Parmi les aspects limitants, notons la disponibilité de l’offre, variable selon les territoires, et les nombreux refus de soins de dentistes dans les grandes métropoles. Une autre dimension concerne les connaissances sur les droits : penser qu’on peut y prétendre, connaître plus précisément le panier de soins (complexité des nomenclatures et des prises en charge, donc opacité des remboursements pour l’usager) mais aussi les lieux de soins alternatifs au système libéral (PASS bucco-dentaire, associations).

En 2011, dans une étude lilloise, nous avions démontré que les conduites de soins s’ancraient dans des habitus : les personnes ont tendance à reproduire ce qu’elles ont connu dans l’enfance. Ces normes sont propres à un milieu et fonctionnent parfois comme marqueur social. Nous avions ainsi été interpellés par des jeunes gens qui avaient choisi de se faire arracher les dents avant 30 ans pour se faire poser un appareil amovible, comme le font leurs proches. Ils étaient « débarrassés », pensaient-ils, n’ayant plus besoin d’aller chez le dentiste. Pour autant, les normes sociétales ont évolué, esthétiques notamment : avoir des dents blanches, bien alignées… et finissent par imprégner les attentes de tous.

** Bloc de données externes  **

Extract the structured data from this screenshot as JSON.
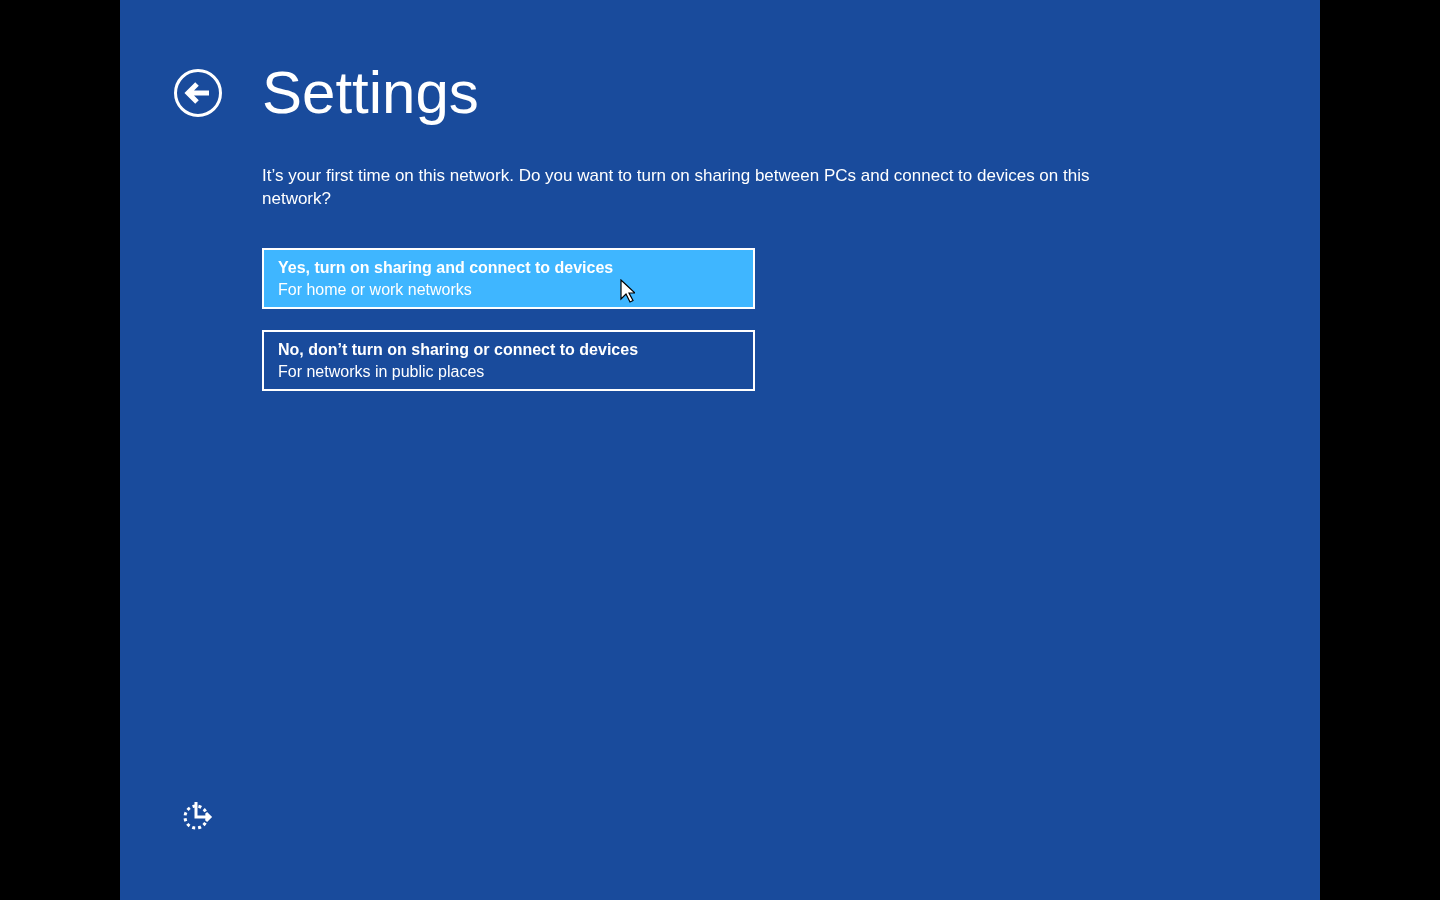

La peur du dentiste, récurrente, laisse perplexe, alors que les récits de soins sont marqués par le courage, l’endurance face à la douleur. Que dissimule-t-elle ? Les déterminants structurels s’articulent aux dimensions singulières, liées au parcours de vie de chacun. Néanmoins, la récurrence de ces dimensions amène à s’interroger : elles s’ancrent dans des expériences communes, liées à la manière dont les personnes sont traitées, les violences symboliques qu’elles subissent entre stigmatisation et discrimination. S’installe alors une méfiance.

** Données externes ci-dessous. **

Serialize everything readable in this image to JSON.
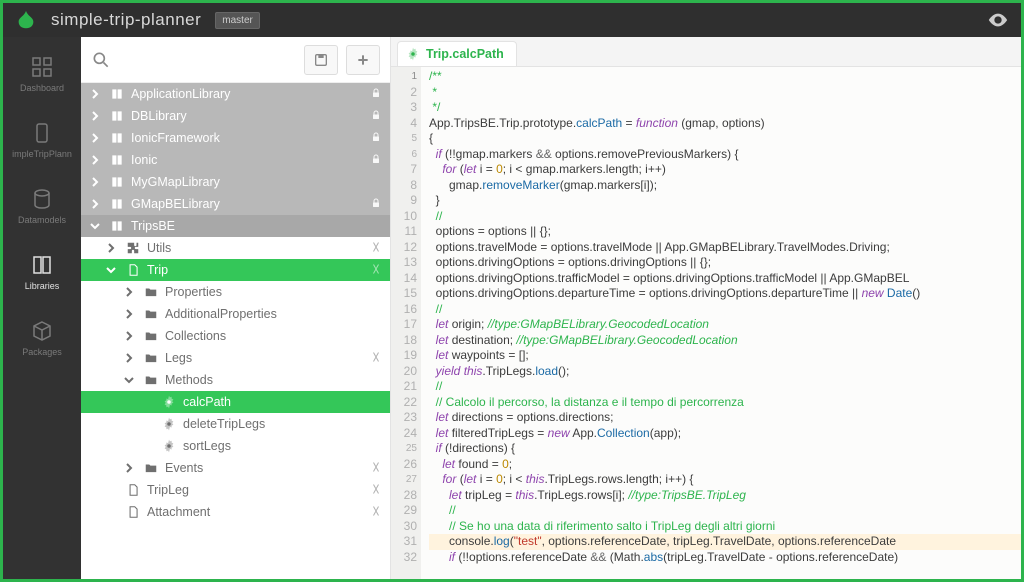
{
  "chrome": {
    "projectTitle": "simple-trip-planner",
    "branch": "master"
  },
  "rail": {
    "items": [
      {
        "id": "dashboard",
        "label": "Dashboard",
        "icon": "grid-icon",
        "active": false
      },
      {
        "id": "tripplan",
        "label": "impleTripPlann",
        "icon": "device-icon",
        "active": false
      },
      {
        "id": "datamodels",
        "label": "Datamodels",
        "icon": "database-icon",
        "active": false
      },
      {
        "id": "libraries",
        "label": "Libraries",
        "icon": "book-icon",
        "active": true
      },
      {
        "id": "packages",
        "label": "Packages",
        "icon": "box-icon",
        "active": false
      }
    ]
  },
  "sidebar": {
    "libraries": [
      {
        "label": "ApplicationLibrary",
        "locked": true,
        "open": false
      },
      {
        "label": "DBLibrary",
        "locked": true,
        "open": false
      },
      {
        "label": "IonicFramework",
        "locked": true,
        "open": false
      },
      {
        "label": "Ionic",
        "locked": true,
        "open": false
      },
      {
        "label": "MyGMapLibrary",
        "locked": false,
        "open": false
      },
      {
        "label": "GMapBELibrary",
        "locked": true,
        "open": false
      },
      {
        "label": "TripsBE",
        "locked": false,
        "open": true
      }
    ],
    "tripsBE": {
      "utils": {
        "label": "Utils",
        "misc": true
      },
      "trip": {
        "label": "Trip",
        "misc": true,
        "selected": true
      },
      "tripLeg": {
        "label": "TripLeg"
      },
      "attachment": {
        "label": "Attachment"
      },
      "tripChildren": {
        "properties": {
          "label": "Properties"
        },
        "additionalProperties": {
          "label": "AdditionalProperties"
        },
        "collections": {
          "label": "Collections"
        },
        "legs": {
          "label": "Legs",
          "misc": true
        },
        "methods": {
          "label": "Methods",
          "open": true
        },
        "events": {
          "label": "Events",
          "misc": true
        }
      },
      "methods": {
        "calcPath": {
          "label": "calcPath",
          "selected": true
        },
        "deleteTripLegs": {
          "label": "deleteTripLegs"
        },
        "sortLegs": {
          "label": "sortLegs"
        }
      }
    }
  },
  "editor": {
    "tab": {
      "label": "Trip.calcPath"
    },
    "lines": [
      {
        "n": 1,
        "html": "<span class='c-cm'>/**</span>",
        "fold": true
      },
      {
        "n": 2,
        "html": "<span class='c-cm'> *</span>"
      },
      {
        "n": 3,
        "html": "<span class='c-cm'> */</span>"
      },
      {
        "n": 4,
        "html": "App.TripsBE.Trip.prototype.<span class='c-fn'>calcPath</span> = <span class='c-kw'>function</span> (gmap, options)"
      },
      {
        "n": 5,
        "html": "{",
        "fold": true
      },
      {
        "n": 6,
        "html": "  <span class='c-kw'>if</span> (!!gmap.markers <span class='c-op'>&amp;&amp;</span> options.removePreviousMarkers) {",
        "fold": true
      },
      {
        "n": 7,
        "html": "    <span class='c-kw'>for</span> (<span class='c-kw'>let</span> i = <span class='c-nm'>0</span>; i &lt; gmap.markers.length; i++)"
      },
      {
        "n": 8,
        "html": "      gmap.<span class='c-fn'>removeMarker</span>(gmap.markers[i]);"
      },
      {
        "n": 9,
        "html": "  }"
      },
      {
        "n": 10,
        "html": "  <span class='c-cm'>//</span>"
      },
      {
        "n": 11,
        "html": "  options = options || {};"
      },
      {
        "n": 12,
        "html": "  options.travelMode = options.travelMode || App.GMapBELibrary.TravelModes.Driving;"
      },
      {
        "n": 13,
        "html": "  options.drivingOptions = options.drivingOptions || {};"
      },
      {
        "n": 14,
        "html": "  options.drivingOptions.trafficModel = options.drivingOptions.trafficModel || App.GMapBEL"
      },
      {
        "n": 15,
        "html": "  options.drivingOptions.departureTime = options.drivingOptions.departureTime || <span class='c-kw'>new</span> <span class='c-fn'>Date</span>()"
      },
      {
        "n": 16,
        "html": "  <span class='c-cm'>//</span>"
      },
      {
        "n": 17,
        "html": "  <span class='c-kw'>let</span> origin; <span class='c-ty'>//type:GMapBELibrary.GeocodedLocation</span>"
      },
      {
        "n": 18,
        "html": "  <span class='c-kw'>let</span> destination; <span class='c-ty'>//type:GMapBELibrary.GeocodedLocation</span>"
      },
      {
        "n": 19,
        "html": "  <span class='c-kw'>let</span> waypoints = [];"
      },
      {
        "n": 20,
        "html": "  <span class='c-kw'>yield</span> <span class='c-kw'>this</span>.TripLegs.<span class='c-fn'>load</span>();"
      },
      {
        "n": 21,
        "html": "  <span class='c-cm'>//</span>"
      },
      {
        "n": 22,
        "html": "  <span class='c-cm'>// Calcolo il percorso, la distanza e il tempo di percorrenza</span>"
      },
      {
        "n": 23,
        "html": "  <span class='c-kw'>let</span> directions = options.directions;"
      },
      {
        "n": 24,
        "html": "  <span class='c-kw'>let</span> filteredTripLegs = <span class='c-kw'>new</span> App.<span class='c-fn'>Collection</span>(app);"
      },
      {
        "n": 25,
        "html": "  <span class='c-kw'>if</span> (!directions) {",
        "fold": true
      },
      {
        "n": 26,
        "html": "    <span class='c-kw'>let</span> found = <span class='c-nm'>0</span>;"
      },
      {
        "n": 27,
        "html": "    <span class='c-kw'>for</span> (<span class='c-kw'>let</span> i = <span class='c-nm'>0</span>; i &lt; <span class='c-kw'>this</span>.TripLegs.rows.length; i++) {",
        "fold": true
      },
      {
        "n": 28,
        "html": "      <span class='c-kw'>let</span> tripLeg = <span class='c-kw'>this</span>.TripLegs.rows[i]; <span class='c-ty'>//type:TripsBE.TripLeg</span>"
      },
      {
        "n": 29,
        "html": "      <span class='c-cm'>//</span>"
      },
      {
        "n": 30,
        "html": "      <span class='c-cm'>// Se ho una data di riferimento salto i TripLeg degli altri giorni</span>"
      },
      {
        "n": 31,
        "html": "      console.<span class='c-fn'>log</span>(<span class='c-st'>\"test\"</span>, options.referenceDate, tripLeg.TravelDate, options.referenceDate",
        "ov": true
      },
      {
        "n": 32,
        "html": "      <span class='c-kw'>if</span> (!!options.referenceDate <span class='c-op'>&amp;&amp;</span> (Math.<span class='c-fn'>abs</span>(tripLeg.TravelDate - options.referenceDate) "
      }
    ]
  }
}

La distance aux praticiens des populations précaires, bien connue en médecine, est sans doute encore plus prégnante dans une profession plus technicienne. De plus, s’il s’agit d’un face-à-face chez le médecin, le dentiste est en surplomb, une posture symbolique qui renvoie à son statut dans la société, d’autant plus mal vécue que l’on ne doit ni bouger ni parler. Enfin, le fait d’ouvrir la bouche reste une ouverture sur l’intime. Le soin bucco-dentaire réveille des traumatismes profonds qui ont émaillé certaines histoires.

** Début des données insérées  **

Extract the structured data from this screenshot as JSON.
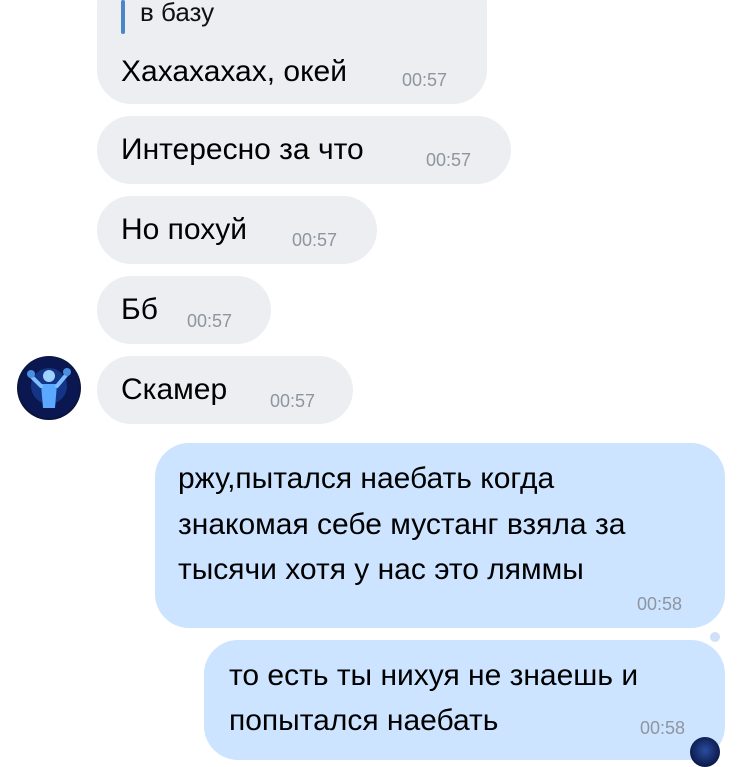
{
  "chat": {
    "reply_preview": {
      "text": "в базу"
    },
    "messages": [
      {
        "text": "Хахахахах, окей",
        "time": "00:57"
      },
      {
        "text": "Интересно за что",
        "time": "00:57"
      },
      {
        "text": "Но похуй",
        "time": "00:57"
      },
      {
        "text": "Бб",
        "time": "00:57"
      },
      {
        "text": "Скамер",
        "time": "00:57"
      }
    ],
    "outgoing": [
      {
        "lines": [
          "ржу,пытался наебать когда",
          "знакомая себе мустанг взяла за",
          "тысячи хотя у нас это ляммы"
        ],
        "time": "00:58"
      },
      {
        "lines": [
          "то есть ты нихуя не знаешь и",
          "попытался наебать"
        ],
        "time": "00:58"
      }
    ]
  },
  "colors": {
    "incoming_bubble": "#eceef2",
    "outgoing_bubble": "#cce4ff",
    "reply_accent": "#4a86c8",
    "timestamp": "#8f959e"
  },
  "icons": {
    "avatar": "user-avatar-icon"
  }
}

Parcours de soins et parcours de vie s’articulent de manière dynamique. En évitant les professionnels, en retardant les soins, la santé bucco-dentaire se dégrade, les soins sont plus coûteux. Leur vie en est bouleversée. La bouche édentée, les dents jaunes, altérées par un tabagisme chronique, détériorent l’image de soi déjà fragile. Le sourire disparaît ou se cache derrière la main. Cette honte impacte aussi les relations aux autres.